Combining our readings for this week and for last, we can see that equity—the two “justices,” the two “tzedeks,” both in the court of law and in the class structure of the society in general—is to be vigorously pursued.

            In a comment on the key verse of our week’s reading that demonstrates astounding creativity and insight, the nineteenth century Chasidic master, Simcha Bunam, interprets the double “tzedeks” differently. Rabbi Bunam translates our verse, “Justice justly, shall you pursue.” He understands Moses’ message to be that justice cannot be achieved if one uses unjust means. In a teaching that has profound and far-reaching implications for his society, his age, and our own, Rabbi Bunam asserts that the ends never justify the means. He writes, “The worthiest of goals are rendered worthless if we have to compromise tzedek to attain tzedek.

            But the world is so large and injustice so ubiquitous! How much can any one of us do to pursue justice? How much justice-seeking does God require of us? How much justice-seeking is enough?

For wisdom on these questions, we turn to the Mishnah.

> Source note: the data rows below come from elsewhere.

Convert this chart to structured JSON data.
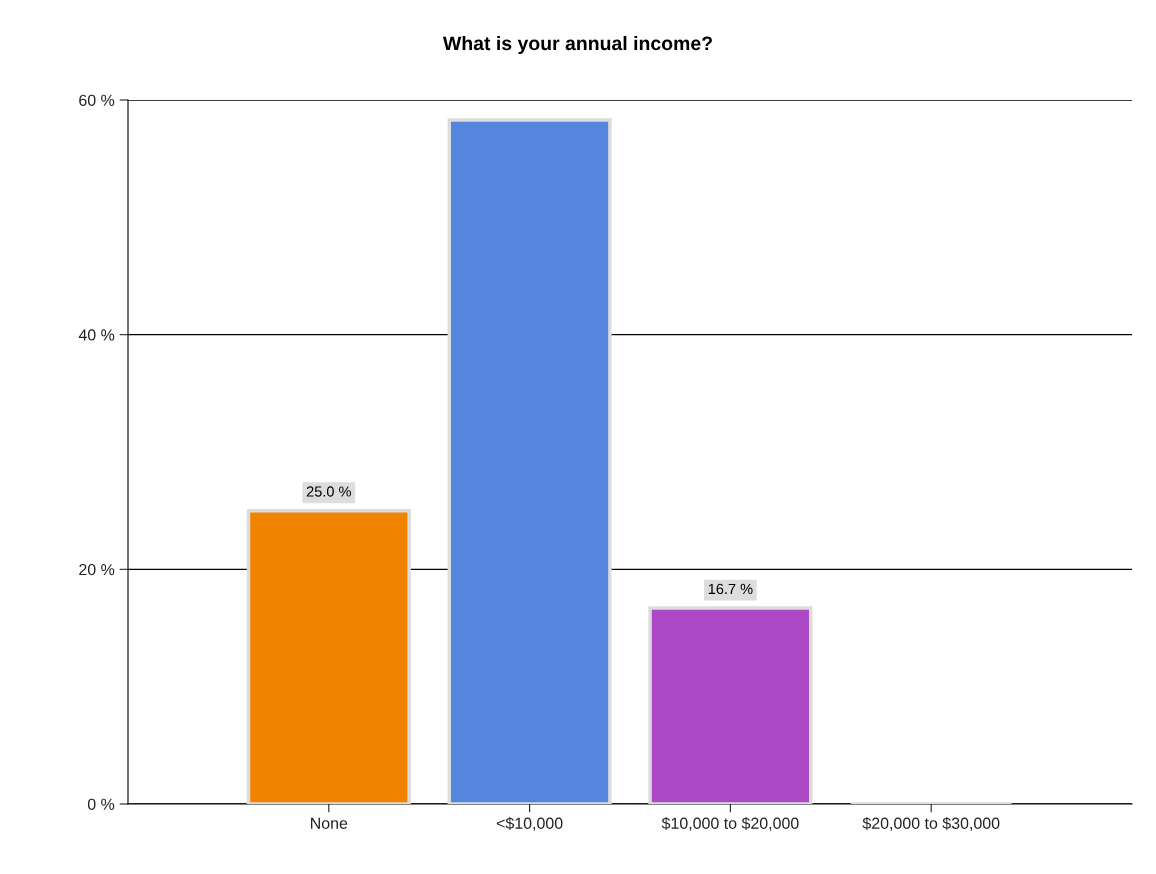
{
  "chart_data": {
    "type": "bar",
    "title": "What is your annual income?",
    "categories": [
      "None",
      "<$10,000",
      "$10,000 to $20,000",
      "$20,000 to $30,000"
    ],
    "values": [
      25.0,
      58.3,
      16.7,
      0
    ],
    "value_labels": [
      "25.0 %",
      null,
      "16.7 %",
      null
    ],
    "colors": [
      "#f08400",
      "#5586dd",
      "#aa48c6",
      "#d0d0d0"
    ],
    "ylim": [
      0,
      60
    ],
    "yticks": [
      {
        "value": 0,
        "label": "0 %"
      },
      {
        "value": 20,
        "label": "20 %"
      },
      {
        "value": 40,
        "label": "40 %"
      },
      {
        "value": 60,
        "label": "60 %"
      }
    ],
    "grid": "y",
    "legend": false
  }
}
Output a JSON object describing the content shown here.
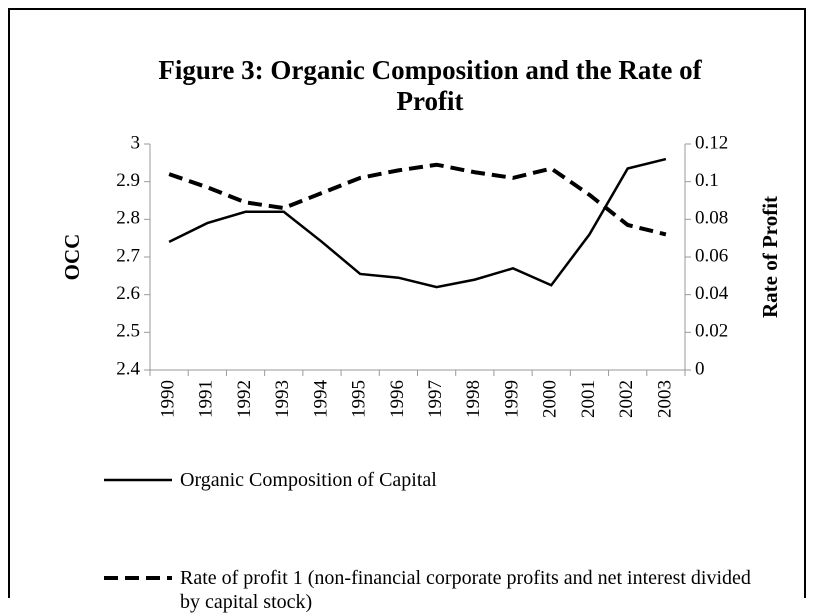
{
  "chart_data": {
    "type": "line",
    "title": "Figure 3: Organic Composition and the Rate of Profit",
    "categories": [
      "1990",
      "1991",
      "1992",
      "1993",
      "1994",
      "1995",
      "1996",
      "1997",
      "1998",
      "1999",
      "2000",
      "2001",
      "2002",
      "2003"
    ],
    "series": [
      {
        "name": "Organic Composition of Capital",
        "color": "#000000",
        "dash": false,
        "values": [
          2.74,
          2.79,
          2.82,
          2.82,
          2.74,
          2.655,
          2.645,
          2.62,
          2.64,
          2.67,
          2.625,
          2.76,
          2.935,
          2.96
        ]
      },
      {
        "name": "Rate of profit 1 (non-financial corporate profits and net interest divided by capital stock)",
        "color": "#000000",
        "dash": true,
        "axis": "y2",
        "values": [
          0.104,
          0.097,
          0.089,
          0.086,
          0.094,
          0.102,
          0.106,
          0.109,
          0.105,
          0.102,
          0.107,
          0.093,
          0.077,
          0.072
        ]
      }
    ],
    "ylabel": "OCC",
    "y2label": "Rate of Profit",
    "ylim": [
      2.4,
      3
    ],
    "yticks": [
      2.4,
      2.5,
      2.6,
      2.7,
      2.8,
      2.9,
      3
    ],
    "y2lim": [
      0,
      0.12
    ],
    "y2ticks": [
      0,
      0.02,
      0.04,
      0.06,
      0.08,
      0.1,
      0.12
    ]
  }
}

Nineteen centuries ago, Rabbi Tarfon addressed the enormity of the weight exerted by a largely unjust world on the individual who is truly committed to social justice. Speaking across the centuries and directly to us today, Rabbi Tarfon taught, “The time is short. The work is great. ... You are certainly not obliged to finish the task, but neither are you free to desist from it.”

 

As I wrote these words, I met with a father of one of my Bat Mitzvah students. Speaking about his parents’ deeply conflictual relationship with Judaism, this father said what many have said to me over the years, “My parents were not religious. They were passionate social activists.”

Our text summons us. It confronts and cajoles, “Justice, justice, you shall pursue!” In other words, the pursuit of justice is religion. The pursuit of justice is God. It is our reading this week that forcefully challenges the father’s definition of “religious.” It is our reading this week that jolts us from our complacency, and with clarion voice, commands us, for God's  sake, "Do something!"